Mechanisms proposed for exhumation of blueschists include whole-crust uplift and erosion, denudation by crustal-scale extensional faulting or ductile strain, and transport of blocks entrained in rising diapiric masses. Insight into the unroofing process, and the role of granitic plutonism, can be gleaned from study of North D9Aguilar block in the New England orogen of southeastern Queensland, Australia. Epidote blueschist facies rocks occur as structurally coherent schists and as blocks in serpentinite matrix melange. These subduction-underplated rocks formed at depths >18 km and occur in the lower plate of a metamorphic core complex. A slate from the upper plate has a whole-rock total-gas age of 315 Ma, interpreted as a minimum age for subduction along this part of the paleo-Pacific margin.
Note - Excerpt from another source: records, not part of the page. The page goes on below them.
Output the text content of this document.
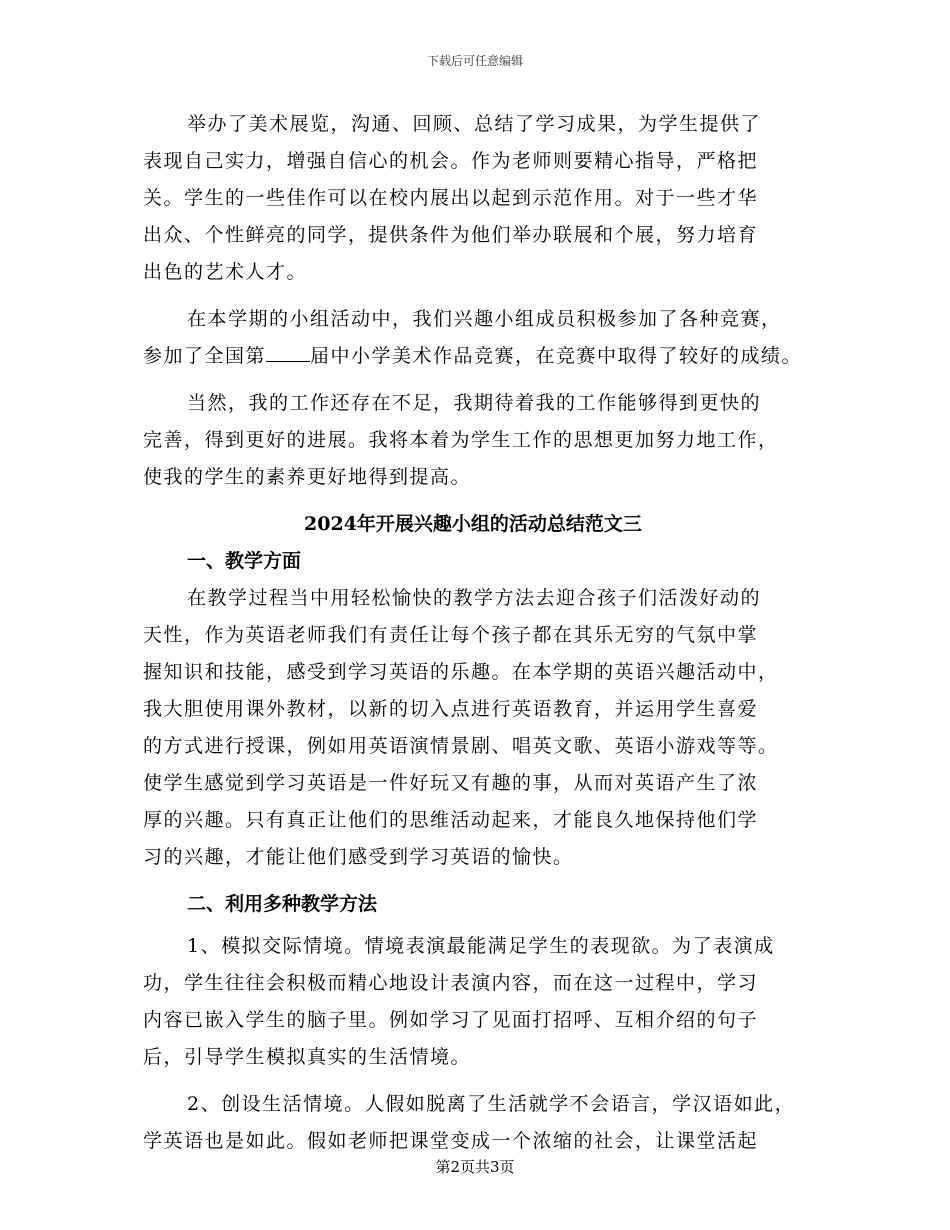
下载后可任意编辑
举办了美术展览，沟通、回顾、总结了学习成果，为学生提供了
表现自己实力，增强自信心的机会。作为老师则要精心指导，严格把
关。学生的一些佳作可以在校内展出以起到示范作用。对于一些才华
出众、个性鲜亮的同学，提供条件为他们举办联展和个展，努力培育
出色的艺术人才。
在本学期的小组活动中，我们兴趣小组成员积极参加了各种竞赛，
参加了全国第 届中小学美术作品竞赛，在竞赛中取得了较好的成绩。
当然，我的工作还存在不足，我期待着我的工作能够得到更快的
完善，得到更好的进展。我将本着为学生工作的思想更加努力地工作，
使我的学生的素养更好地得到提高。
2024年开展兴趣小组的活动总结范文三
一、教学方面
在教学过程当中用轻松愉快的教学方法去迎合孩子们活泼好动的
天性，作为英语老师我们有责任让每个孩子都在其乐无穷的气氛中掌
握知识和技能，感受到学习英语的乐趣。在本学期的英语兴趣活动中，
我大胆使用课外教材，以新的切入点进行英语教育，并运用学生喜爱
的方式进行授课，例如用英语演情景剧、唱英文歌、英语小游戏等等。
使学生感觉到学习英语是一件好玩又有趣的事，从而对英语产生了浓
厚的兴趣。只有真正让他们的思维活动起来，才能良久地保持他们学
习的兴趣，才能让他们感受到学习英语的愉快。
二、利用多种教学方法
1、模拟交际情境。情境表演最能满足学生的表现欲。为了表演成
功，学生往往会积极而精心地设计表演内容，而在这一过程中，学习
内容已嵌入学生的脑子里。例如学习了见面打招呼、互相介绍的句子
后，引导学生模拟真实的生活情境。
2、创设生活情境。人假如脱离了生活就学不会语言，学汉语如此，
学英语也是如此。假如老师把课堂变成一个浓缩的社会，让课堂活起
第2页共3页
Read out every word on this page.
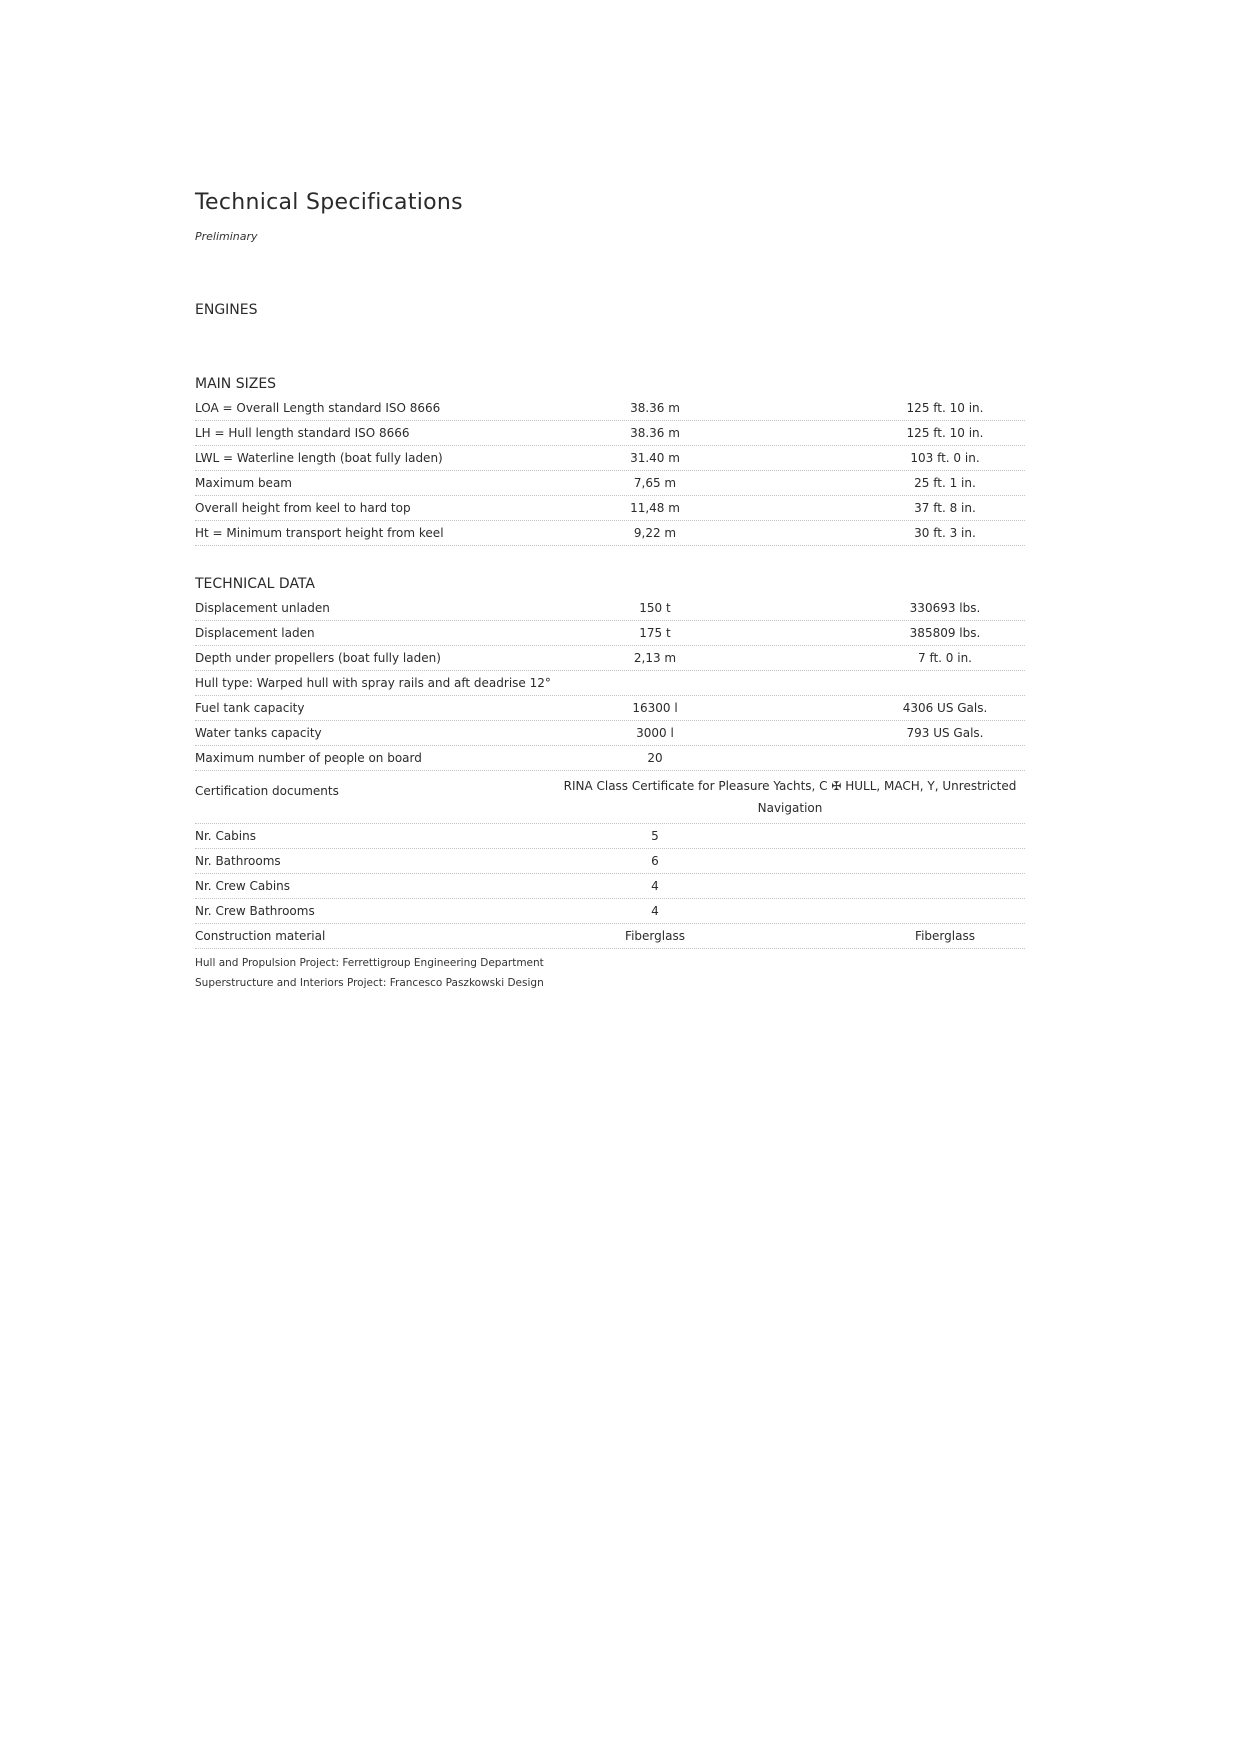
Technical Specifications
Preliminary
ENGINES
MAIN SIZES
LOA = Overall Length standard ISO 8666	38.36 m	125 ft. 10 in.
LH = Hull length standard ISO 8666	38.36 m	125 ft. 10 in.
LWL = Waterline length (boat fully laden)	31.40 m	103 ft. 0 in.
Maximum beam	7,65 m	25 ft. 1 in.
Overall height from keel to hard top	11,48 m	37 ft. 8 in.
Ht = Minimum transport height from keel	9,22 m	30 ft. 3 in.
TECHNICAL DATA
Displacement unladen	150 t	330693 lbs.
Displacement laden	175 t	385809 lbs.
Depth under propellers (boat fully laden)	2,13 m	7 ft. 0 in.
Hull type: Warped hull with spray rails and aft deadrise 12°
Fuel tank capacity	16300 l	4306 US Gals.
Water tanks capacity	3000 l	793 US Gals.
Maximum number of people on board	20
Certification documents	RINA Class Certificate for Pleasure Yachts, C ✠ HULL, MACH, Y, Unrestricted Navigation
Nr. Cabins	5
Nr. Bathrooms	6
Nr. Crew Cabins	4
Nr. Crew Bathrooms	4
Construction material	Fiberglass	Fiberglass
Hull and Propulsion Project: Ferrettigroup Engineering Department
Superstructure and Interiors Project: Francesco Paszkowski Design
Exhumation of lower plate schists was coeval with overprinting of early high-pressure (M 1 ) metamorphic fabrics by a greenschist facies fabric (M 2 ) and was accomplished in part by ductile stretching and normal faulting. Phengites from most lower plate schists yield 40 Ar/ 39 Ar plateau ages of ca. 299–296 Ma, recording the time elapsed since the schists cooled below ∼350 ± 50 °C following M 2 . Plateau-shaped age spectra and small structural depth-related age gradients indicate rapid cooling of schists in the footwall of a present-day low-angle normal fault. Samples from deeper levels of the lower plate remained at >350 °C for 35 m.y. longer than the other samples and contain extraneous Ar possibly absorbed from fluids originating at depth. At ca. 307 Ma a granodiorite pluton was intruded into the lower plate near the peak of M 2 . A synkinematically intruded, in part mylonitic pluton increased the regional M 2 fabric to amphibolite facies in its aureole. Heat from the granitic pluton, and perhaps others like it at depth, may have played a strain-softening role in formation of the core complex. Similar 40 Ar/ 39 Ar cooling ages for different blueschist and greenschist blocks in serpentinite matrix melange support the view that the Australian melange was uplifted by extensional tectonic processes unrelated to serpentinite diapirism.